The regime has stepped up the campaign against Christians in recent years. It trains police and soldiers about the dangers of religion and sends agents posing as refugees into China to infiltrate churches. Sometimes the agents even set up fake prayer meetings to catch worshipers, according to the U.S. Commission on International Religious Freedom. Kim Jong Eun’s announcement last month of a nationwide effort to crack down on “rebellious elements” undoubtedly targets Christians, among others.

[...]

Persecution of Christians seems to be on the rise world-wide, from Pakistan to Egypt, Nigeria and beyond. Yet North Korea remains the world’s worst persecutor of Christians, according to Open Doors’ annual survey of religious liberty world-wide.
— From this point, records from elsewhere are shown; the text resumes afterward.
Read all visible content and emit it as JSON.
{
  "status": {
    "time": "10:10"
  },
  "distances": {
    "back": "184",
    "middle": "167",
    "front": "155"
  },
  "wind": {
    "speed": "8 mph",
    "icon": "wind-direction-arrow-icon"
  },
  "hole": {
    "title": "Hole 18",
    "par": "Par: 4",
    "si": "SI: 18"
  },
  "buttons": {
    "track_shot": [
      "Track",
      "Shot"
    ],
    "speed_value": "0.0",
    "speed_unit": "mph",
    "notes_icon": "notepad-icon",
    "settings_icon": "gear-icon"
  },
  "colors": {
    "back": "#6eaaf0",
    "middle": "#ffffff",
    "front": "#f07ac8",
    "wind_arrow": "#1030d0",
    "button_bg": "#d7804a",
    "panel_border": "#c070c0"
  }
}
Being a Christian in North Korea isn’t just dangerous. It is also lonely. An American who has made frequent visits to North Korea recalls a secret prayer meeting with a local Christian. Tell the world “that we are part of the body of believers,” the North Korean pleaded. “Don’t forget us.”

The entire article is here: http://online.wsj.com/article/SB10001424127887324461604578191830052549850.html. It doesn’t go into a lot of detail but it is worth a read as a reminder. Life can be lonely, and difficult, for all of us. But there is a special loneliness that comes with persecution. Remember those who who are suffering.

Remember those in prison as if you were their fellow prisoners, and those who are mistreated as if you yourselves were suffering -Hebrews 13:3.